İyi ve kaliteli malzemeyi bulunca gerisi sizin el ustalığınıza kalıyor. Özellikle iyi lokantalarda ya da yurtdışında yediğiniz yemekleri ilk defa evde yiyen arkadaşlarınız ve dostlarınız sizi gözlerinde biraz büyütüyorlar.

‘Herkes krem, ben düdüklü tencere lastiği peşine düşerdim’

Özellikle sebze ve zeytinyağlı konusunda uzmanlaştım, sebebi ise asrın icadı düdüklü tencerede pişmesi. Yurtdışı seyahatlerde özellikle Almanya’ya gittiğimiz fuar gezilerinde herkes sipariş verilen parfüm, krem markalarının peşine düşerken ben WMF marka tencerelerimize lastik ve sibop arardım.

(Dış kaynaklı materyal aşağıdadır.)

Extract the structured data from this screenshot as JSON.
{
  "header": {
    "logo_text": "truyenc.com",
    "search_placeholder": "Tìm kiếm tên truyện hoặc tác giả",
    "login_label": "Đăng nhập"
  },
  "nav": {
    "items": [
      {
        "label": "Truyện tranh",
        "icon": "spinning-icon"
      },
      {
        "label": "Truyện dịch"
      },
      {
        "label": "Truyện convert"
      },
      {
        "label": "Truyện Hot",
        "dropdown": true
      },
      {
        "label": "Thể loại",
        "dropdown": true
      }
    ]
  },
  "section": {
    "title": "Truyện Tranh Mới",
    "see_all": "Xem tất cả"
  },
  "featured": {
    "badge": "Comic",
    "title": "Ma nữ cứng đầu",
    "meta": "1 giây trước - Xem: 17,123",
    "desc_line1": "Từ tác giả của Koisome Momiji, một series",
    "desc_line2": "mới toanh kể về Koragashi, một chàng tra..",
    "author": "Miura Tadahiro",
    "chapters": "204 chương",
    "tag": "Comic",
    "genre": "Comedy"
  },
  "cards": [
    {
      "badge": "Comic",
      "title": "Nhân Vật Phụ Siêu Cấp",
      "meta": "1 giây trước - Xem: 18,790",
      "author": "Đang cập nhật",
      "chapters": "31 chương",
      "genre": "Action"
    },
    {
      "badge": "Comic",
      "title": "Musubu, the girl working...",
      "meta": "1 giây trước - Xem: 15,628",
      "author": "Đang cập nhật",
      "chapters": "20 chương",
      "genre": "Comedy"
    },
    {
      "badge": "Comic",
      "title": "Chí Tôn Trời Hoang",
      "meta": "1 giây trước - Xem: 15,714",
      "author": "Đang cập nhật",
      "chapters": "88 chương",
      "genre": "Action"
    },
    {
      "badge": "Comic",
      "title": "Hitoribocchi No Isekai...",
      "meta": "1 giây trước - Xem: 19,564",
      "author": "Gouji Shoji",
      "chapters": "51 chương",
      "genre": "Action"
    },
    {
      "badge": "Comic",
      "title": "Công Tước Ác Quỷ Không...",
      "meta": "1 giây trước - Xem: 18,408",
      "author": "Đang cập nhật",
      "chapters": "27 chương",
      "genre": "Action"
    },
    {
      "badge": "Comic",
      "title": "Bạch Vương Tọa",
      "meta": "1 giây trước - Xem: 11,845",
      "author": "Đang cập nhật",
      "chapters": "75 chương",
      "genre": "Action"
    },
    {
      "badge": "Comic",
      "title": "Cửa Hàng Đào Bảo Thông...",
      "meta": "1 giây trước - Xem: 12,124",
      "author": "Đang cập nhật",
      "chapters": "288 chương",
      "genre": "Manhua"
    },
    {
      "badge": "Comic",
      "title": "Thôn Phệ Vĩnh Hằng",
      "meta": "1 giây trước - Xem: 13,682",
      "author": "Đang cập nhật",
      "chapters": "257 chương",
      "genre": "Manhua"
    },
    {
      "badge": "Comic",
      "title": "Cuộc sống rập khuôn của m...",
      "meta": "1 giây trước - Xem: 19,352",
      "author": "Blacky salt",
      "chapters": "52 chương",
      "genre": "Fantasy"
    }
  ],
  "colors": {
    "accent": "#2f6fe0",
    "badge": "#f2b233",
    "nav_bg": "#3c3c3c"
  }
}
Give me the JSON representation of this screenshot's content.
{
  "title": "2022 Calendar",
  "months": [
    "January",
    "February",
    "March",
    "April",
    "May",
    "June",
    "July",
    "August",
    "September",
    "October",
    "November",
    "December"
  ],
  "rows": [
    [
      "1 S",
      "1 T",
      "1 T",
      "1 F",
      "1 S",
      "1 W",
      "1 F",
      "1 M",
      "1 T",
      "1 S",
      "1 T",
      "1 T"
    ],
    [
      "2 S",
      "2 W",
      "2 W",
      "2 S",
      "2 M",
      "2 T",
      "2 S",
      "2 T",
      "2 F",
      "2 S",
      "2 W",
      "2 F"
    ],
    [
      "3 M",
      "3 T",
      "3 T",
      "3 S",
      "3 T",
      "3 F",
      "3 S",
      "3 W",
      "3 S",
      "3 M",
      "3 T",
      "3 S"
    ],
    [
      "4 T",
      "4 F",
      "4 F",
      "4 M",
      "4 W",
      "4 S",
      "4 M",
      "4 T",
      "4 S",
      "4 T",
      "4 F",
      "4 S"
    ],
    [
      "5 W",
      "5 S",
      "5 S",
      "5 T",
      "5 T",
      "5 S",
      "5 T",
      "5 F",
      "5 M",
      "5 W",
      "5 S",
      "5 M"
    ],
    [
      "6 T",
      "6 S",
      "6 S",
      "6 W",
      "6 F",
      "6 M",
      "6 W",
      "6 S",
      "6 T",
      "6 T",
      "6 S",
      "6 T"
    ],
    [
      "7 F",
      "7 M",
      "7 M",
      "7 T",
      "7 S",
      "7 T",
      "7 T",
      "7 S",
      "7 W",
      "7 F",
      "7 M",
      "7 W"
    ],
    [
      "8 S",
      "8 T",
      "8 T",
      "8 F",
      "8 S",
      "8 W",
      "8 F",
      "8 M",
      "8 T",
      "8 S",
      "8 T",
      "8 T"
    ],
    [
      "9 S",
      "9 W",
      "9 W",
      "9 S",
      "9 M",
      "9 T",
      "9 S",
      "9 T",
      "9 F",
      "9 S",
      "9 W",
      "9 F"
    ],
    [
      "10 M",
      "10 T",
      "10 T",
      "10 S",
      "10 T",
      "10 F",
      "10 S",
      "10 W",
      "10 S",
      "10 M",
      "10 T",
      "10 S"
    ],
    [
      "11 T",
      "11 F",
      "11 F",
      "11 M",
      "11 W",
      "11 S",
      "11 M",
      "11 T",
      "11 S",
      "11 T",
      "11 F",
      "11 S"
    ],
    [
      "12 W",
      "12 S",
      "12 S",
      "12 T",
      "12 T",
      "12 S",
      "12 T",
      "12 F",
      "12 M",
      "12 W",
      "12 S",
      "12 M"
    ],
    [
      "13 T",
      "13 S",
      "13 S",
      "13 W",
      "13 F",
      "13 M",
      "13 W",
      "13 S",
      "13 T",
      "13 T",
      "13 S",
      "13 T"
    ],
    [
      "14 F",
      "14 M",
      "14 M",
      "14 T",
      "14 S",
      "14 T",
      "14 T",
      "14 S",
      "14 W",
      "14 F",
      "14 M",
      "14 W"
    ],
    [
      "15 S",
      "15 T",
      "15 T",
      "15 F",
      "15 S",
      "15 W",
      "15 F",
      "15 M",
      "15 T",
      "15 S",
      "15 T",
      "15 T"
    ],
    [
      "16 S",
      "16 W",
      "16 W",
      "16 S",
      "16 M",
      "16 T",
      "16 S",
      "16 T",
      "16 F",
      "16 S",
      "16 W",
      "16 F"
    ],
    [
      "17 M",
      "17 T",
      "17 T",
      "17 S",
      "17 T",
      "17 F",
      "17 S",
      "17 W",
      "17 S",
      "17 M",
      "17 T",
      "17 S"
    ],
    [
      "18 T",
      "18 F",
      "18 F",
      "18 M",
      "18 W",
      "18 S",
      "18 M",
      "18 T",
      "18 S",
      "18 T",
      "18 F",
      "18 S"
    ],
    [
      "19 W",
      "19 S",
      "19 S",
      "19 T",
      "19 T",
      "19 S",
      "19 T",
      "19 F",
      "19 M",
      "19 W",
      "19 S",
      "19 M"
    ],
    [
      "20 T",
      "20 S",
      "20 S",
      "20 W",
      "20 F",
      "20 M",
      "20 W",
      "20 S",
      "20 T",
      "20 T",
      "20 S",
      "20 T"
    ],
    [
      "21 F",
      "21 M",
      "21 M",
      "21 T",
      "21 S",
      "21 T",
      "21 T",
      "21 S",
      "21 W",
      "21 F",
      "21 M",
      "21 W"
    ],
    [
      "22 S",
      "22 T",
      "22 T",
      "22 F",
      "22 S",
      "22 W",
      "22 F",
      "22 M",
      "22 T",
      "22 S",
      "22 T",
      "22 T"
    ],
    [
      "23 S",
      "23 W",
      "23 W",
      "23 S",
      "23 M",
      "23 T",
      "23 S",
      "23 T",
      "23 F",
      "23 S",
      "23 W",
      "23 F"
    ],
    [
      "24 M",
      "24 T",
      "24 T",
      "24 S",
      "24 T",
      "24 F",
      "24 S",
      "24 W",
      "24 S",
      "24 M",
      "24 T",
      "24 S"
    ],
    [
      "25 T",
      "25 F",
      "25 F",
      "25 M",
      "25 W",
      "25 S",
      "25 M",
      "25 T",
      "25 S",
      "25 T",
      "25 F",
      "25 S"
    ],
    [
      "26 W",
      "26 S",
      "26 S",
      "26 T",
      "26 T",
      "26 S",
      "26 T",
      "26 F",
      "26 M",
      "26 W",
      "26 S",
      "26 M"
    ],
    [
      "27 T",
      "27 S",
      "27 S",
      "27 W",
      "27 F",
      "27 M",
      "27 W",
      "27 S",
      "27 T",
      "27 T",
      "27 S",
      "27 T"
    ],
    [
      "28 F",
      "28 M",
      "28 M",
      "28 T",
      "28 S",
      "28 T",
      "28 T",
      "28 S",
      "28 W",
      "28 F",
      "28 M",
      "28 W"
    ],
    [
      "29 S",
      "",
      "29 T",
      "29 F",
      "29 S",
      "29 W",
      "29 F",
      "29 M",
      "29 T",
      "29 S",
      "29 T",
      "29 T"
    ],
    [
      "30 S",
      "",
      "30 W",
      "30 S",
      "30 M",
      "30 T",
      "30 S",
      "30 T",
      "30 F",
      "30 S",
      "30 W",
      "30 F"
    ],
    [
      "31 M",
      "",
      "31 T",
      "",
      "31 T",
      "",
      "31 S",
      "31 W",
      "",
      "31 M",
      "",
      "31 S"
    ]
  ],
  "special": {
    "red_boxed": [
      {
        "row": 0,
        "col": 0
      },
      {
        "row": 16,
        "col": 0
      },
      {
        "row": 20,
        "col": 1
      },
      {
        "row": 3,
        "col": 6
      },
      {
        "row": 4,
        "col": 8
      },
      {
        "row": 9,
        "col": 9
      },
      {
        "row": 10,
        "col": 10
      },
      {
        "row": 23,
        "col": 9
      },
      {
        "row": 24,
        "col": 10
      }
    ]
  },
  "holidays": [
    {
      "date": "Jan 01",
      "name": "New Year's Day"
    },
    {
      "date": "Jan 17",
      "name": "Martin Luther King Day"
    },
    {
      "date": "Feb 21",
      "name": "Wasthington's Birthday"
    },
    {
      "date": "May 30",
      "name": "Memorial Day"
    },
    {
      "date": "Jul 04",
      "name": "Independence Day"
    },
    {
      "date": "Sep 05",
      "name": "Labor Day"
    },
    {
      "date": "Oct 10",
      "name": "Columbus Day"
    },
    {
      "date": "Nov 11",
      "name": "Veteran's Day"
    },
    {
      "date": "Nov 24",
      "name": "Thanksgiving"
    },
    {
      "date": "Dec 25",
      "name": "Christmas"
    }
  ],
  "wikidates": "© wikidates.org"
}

Sadece zeytinyağlı değil, et, börek, aklınıza ne gelirse bir yerde denedikten sonra aynısını mutfağa girip pişirebilirim. Girmediğim tek alan tatlı, o işi ustalarına bırakıyorum.

Yemek pişirme işinde lezzet olarak ustalaşırken bir yaptığım yemeğin aynısını bir daha yapamıyorum. Sebebi sadece o gün dolapta olan malzemelerle pişirme ve her seferinde reçeteme yeni bir şeyler ekleme merakım.

Kendi kendime reçeteler geliştirip soranlara veriyorum, yazılı olarak hiçbir yere yazmıyorum. Ama İngiliz ve Türk arkadaşlarım en çok mücverime bayılıyor. Pişirirken büyük kısmını önden tadıyorum.

En büyük sorunum şu; ben mutfaktan çıktıktan sonra arkamda bıraktığım karışıklığı birilerinin toplaması gerektiğini söylüyorlar. Bu konuda da kendimi geliştirmeye çalışıyorum.

Ama asla bir restaurant açıp işletme hayalim olmadı, olamaz. Sebebi ise menüye koyduğum bir yemeğin aynısını bir daha yapamayacağım için işi hemen batırabilirim.

Daha fazla yemekten bahsedip sizi acıktırmayayım.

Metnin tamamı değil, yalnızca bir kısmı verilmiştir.